Birders marvel at the Violet-tailed Sylph and biologists are mystified with their evolutionary relationships to other sylphs, thorntails, trainbearers and other long-tailed hummingbirds.
By Rex Graham
The Violet-tailed male is 18 centimeters (7 in) of iridescent, shining green and violet-blue nervousness. The beautiful female is half the male’s length without that incredible tail, which must make egg incubation much easier.
Inexpensive genome sequencing technology has become an evolutionary biologist’s best technological friend. It enables them to explore genetic similarities and differences among sylphs (Violet-tailed, Venezuelan and Long-tailed), and South America’s many other glamour hummers, including the angelic Marvelous Spatuletail.
A spaghetti strand of medium-height Andes cloudforest from southern Colombia to northern Ecuador has supercharged the evolutionary radiation of hummingbirds. It is the total range of the Violet-tailed Sylph. This lush, wet botanical carnival bisected by the Equator is, despite its relatively small size, one of the world’s most primal hotspots of biodiversity. This continually dripping forest is why Colombia (1,871 bird species) and Ecuador (1,663 bird species) can lay claim as worldwide avian leaders (even if they could do a better job protecting the goose that lays golden ecotourism eggs).

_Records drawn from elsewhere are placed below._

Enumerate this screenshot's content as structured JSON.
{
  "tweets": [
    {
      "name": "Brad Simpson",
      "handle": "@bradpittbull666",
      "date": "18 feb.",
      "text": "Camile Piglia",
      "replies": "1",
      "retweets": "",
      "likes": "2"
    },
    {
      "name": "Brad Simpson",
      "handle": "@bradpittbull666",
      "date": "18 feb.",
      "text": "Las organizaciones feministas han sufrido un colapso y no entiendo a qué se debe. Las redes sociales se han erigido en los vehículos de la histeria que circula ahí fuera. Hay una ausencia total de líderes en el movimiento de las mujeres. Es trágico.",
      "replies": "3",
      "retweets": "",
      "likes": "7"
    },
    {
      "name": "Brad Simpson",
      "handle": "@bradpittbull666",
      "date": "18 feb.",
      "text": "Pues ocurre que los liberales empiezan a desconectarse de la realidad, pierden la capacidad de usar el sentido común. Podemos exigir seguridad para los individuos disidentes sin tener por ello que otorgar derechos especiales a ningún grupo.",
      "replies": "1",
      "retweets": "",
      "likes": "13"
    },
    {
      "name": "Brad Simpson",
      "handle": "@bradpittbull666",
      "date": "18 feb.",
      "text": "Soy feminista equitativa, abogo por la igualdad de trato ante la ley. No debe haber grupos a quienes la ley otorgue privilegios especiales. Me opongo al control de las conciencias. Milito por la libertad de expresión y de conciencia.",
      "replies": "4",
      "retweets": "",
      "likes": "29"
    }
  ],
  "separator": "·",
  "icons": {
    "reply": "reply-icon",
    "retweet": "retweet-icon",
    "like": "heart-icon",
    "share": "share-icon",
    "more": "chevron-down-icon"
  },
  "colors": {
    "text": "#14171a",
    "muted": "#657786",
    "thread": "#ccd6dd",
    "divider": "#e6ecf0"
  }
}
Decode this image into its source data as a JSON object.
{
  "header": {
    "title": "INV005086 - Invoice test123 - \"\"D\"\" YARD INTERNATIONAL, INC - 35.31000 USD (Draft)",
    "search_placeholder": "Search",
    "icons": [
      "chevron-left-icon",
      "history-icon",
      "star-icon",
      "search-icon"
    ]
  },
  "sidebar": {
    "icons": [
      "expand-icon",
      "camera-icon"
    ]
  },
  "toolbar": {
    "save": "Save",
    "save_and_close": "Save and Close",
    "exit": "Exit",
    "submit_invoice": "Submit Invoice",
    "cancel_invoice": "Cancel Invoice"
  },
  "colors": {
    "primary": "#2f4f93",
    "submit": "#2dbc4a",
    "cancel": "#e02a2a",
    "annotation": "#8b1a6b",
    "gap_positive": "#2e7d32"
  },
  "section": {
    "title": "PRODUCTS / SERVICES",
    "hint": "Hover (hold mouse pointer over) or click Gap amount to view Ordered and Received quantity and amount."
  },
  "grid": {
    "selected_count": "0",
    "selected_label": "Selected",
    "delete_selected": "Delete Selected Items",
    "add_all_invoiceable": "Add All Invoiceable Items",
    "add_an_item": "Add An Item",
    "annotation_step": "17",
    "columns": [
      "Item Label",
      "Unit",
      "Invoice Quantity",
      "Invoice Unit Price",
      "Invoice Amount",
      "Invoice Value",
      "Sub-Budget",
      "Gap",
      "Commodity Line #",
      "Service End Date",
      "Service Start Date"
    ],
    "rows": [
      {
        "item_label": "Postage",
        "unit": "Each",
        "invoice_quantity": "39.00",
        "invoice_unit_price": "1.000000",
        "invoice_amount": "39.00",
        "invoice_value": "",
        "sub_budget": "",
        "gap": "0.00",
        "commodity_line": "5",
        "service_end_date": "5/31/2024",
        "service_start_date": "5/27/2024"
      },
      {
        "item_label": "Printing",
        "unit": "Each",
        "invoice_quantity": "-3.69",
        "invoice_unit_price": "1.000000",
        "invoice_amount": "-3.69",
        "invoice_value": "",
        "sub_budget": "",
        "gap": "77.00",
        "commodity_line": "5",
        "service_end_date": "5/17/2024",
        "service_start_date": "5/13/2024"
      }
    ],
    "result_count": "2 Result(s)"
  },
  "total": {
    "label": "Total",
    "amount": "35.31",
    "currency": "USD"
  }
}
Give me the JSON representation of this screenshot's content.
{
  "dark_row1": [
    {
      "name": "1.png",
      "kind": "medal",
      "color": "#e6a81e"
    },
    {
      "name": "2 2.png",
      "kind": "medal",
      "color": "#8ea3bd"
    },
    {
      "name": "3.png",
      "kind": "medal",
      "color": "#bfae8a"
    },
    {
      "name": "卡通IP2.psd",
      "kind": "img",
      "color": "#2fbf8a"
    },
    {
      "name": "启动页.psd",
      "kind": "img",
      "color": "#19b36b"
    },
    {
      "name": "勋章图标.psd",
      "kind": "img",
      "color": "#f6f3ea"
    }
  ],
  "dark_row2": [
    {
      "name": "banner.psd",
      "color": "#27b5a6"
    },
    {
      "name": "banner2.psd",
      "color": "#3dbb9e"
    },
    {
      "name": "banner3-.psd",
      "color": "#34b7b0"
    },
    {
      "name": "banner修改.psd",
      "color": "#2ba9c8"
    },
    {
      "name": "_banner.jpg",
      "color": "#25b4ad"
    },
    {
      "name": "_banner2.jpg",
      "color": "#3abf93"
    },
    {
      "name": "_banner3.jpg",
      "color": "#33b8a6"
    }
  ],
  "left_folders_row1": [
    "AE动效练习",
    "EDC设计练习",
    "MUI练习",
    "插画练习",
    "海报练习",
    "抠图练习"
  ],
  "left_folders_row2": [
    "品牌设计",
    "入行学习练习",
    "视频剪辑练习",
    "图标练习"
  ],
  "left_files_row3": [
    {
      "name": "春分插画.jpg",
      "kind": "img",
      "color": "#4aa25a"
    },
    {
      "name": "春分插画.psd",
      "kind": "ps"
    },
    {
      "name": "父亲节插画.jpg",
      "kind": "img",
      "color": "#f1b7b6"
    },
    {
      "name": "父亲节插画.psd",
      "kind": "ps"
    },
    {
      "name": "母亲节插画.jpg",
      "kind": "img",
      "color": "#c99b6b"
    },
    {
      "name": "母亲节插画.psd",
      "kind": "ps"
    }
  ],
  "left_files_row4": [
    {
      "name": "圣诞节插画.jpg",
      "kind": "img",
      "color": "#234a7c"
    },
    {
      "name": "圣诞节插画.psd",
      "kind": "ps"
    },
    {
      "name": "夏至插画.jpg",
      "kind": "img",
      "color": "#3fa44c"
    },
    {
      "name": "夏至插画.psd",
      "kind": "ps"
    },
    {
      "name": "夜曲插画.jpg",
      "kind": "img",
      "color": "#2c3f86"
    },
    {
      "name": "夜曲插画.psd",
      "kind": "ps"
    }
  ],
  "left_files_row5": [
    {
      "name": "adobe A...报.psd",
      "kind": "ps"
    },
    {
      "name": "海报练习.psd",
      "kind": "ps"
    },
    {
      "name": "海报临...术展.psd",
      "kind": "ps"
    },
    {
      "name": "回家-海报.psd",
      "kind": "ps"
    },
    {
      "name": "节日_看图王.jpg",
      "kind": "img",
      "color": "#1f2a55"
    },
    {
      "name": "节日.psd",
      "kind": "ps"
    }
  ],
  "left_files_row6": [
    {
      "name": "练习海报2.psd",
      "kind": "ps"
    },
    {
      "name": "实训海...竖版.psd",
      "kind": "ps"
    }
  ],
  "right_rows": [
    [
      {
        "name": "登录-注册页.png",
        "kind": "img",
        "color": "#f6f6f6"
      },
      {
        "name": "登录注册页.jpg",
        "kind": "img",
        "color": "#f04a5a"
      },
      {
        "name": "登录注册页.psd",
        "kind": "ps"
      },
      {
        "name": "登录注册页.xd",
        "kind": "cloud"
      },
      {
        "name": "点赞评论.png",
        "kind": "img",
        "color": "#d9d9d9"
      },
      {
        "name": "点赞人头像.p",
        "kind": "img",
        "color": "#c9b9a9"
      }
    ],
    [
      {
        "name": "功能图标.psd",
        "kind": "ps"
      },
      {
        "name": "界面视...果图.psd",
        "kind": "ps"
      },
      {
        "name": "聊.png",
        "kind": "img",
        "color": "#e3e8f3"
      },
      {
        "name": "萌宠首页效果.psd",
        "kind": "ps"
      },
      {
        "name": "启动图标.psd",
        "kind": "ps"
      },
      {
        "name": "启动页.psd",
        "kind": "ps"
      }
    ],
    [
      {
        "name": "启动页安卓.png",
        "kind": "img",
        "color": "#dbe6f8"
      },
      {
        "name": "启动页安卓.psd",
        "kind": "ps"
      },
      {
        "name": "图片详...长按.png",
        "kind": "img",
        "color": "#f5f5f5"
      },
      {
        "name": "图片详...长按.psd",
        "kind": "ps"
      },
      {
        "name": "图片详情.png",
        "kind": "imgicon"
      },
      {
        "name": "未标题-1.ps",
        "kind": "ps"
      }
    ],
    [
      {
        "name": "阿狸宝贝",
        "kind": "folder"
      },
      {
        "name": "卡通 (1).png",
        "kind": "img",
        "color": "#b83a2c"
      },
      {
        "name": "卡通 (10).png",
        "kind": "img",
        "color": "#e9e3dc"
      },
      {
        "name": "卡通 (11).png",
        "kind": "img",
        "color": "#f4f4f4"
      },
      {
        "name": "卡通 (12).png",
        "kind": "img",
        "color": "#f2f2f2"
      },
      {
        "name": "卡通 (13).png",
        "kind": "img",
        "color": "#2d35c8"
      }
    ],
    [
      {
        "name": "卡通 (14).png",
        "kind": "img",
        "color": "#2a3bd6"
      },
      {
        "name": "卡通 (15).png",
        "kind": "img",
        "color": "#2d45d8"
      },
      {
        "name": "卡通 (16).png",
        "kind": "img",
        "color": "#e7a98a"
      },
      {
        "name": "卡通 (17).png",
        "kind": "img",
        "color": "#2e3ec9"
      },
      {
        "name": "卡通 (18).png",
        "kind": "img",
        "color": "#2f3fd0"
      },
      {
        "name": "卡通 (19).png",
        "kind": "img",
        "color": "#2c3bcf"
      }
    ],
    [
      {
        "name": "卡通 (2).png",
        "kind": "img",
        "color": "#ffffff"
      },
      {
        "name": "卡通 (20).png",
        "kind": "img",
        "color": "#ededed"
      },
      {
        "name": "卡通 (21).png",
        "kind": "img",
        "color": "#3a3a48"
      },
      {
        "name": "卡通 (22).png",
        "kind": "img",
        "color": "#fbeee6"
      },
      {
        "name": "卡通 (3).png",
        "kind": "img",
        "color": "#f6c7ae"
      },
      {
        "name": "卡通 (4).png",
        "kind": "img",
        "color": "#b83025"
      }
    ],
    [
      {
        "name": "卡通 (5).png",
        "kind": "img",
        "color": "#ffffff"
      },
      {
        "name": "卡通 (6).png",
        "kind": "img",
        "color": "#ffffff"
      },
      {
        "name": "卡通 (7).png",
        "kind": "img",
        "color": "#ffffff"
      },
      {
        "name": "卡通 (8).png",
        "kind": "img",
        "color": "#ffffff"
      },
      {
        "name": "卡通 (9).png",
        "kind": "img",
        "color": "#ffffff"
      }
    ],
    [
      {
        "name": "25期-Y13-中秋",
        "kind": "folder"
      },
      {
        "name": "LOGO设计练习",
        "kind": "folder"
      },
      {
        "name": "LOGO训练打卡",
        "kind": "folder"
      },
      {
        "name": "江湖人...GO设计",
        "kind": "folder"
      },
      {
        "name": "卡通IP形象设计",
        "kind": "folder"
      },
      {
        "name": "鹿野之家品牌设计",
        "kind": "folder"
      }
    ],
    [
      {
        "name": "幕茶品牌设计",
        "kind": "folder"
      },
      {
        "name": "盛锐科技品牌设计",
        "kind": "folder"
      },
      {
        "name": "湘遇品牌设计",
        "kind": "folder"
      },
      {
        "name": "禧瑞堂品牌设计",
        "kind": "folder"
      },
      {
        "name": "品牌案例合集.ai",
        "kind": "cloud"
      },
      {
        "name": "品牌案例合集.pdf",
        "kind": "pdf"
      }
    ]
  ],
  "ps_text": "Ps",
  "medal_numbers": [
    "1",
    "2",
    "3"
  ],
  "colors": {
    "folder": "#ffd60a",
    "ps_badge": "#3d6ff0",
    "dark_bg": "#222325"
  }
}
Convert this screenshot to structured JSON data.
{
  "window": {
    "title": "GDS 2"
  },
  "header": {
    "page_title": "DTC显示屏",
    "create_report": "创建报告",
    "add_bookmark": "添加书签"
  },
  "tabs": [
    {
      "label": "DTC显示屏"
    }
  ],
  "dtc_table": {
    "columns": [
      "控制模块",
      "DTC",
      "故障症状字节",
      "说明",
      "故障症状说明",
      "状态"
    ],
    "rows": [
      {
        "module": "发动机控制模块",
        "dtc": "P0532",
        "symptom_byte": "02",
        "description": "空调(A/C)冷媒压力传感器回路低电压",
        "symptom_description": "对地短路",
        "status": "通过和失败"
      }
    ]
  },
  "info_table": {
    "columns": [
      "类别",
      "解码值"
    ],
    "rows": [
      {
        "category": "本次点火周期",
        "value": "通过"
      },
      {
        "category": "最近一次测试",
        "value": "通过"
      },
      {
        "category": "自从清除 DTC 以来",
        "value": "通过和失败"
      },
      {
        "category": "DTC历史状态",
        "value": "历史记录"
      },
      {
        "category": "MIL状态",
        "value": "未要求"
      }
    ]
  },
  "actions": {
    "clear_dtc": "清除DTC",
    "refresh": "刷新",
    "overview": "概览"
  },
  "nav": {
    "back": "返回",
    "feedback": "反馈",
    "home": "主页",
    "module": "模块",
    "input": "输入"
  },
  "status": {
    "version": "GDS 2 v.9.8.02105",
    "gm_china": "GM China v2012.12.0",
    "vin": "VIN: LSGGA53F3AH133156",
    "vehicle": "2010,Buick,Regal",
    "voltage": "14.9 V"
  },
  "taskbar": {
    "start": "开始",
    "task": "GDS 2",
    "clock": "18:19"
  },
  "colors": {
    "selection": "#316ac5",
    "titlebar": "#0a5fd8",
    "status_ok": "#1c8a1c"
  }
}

Habitat of Violet-tailed Sylph
This type of evergreen, moss-covered forest represents about 1 percent of the world’s woodlands. Cloudforests dot mid-altitudes near the equator in Central and South America, Africa and Oceania. They support high biomass with per-hectare diversities of insects, moths, amphibians and reptiles, mammals, plants and birds unequalled elsewhere on the planet.
The vulnerable Cloudforest Pygmy-owl is found only here, and at some of the same elevations as those occupied by the Violet-tailed Sylph.
Many birding tour companies lead trips into these humid temples of epiphytes, orchids and endangered primates. First-time birdwatching visitors wearing glistening raincoats are profoundly awed by the sounds and sights. The Violet-tailed Sylph is just one of thousands of species that lure birders and bird photographers to the plenty.
There are several outstanding eco-Lodges and botanical reserves within two hours of Quito, Ecuador, where the Violet-tailed Sylph can be seen.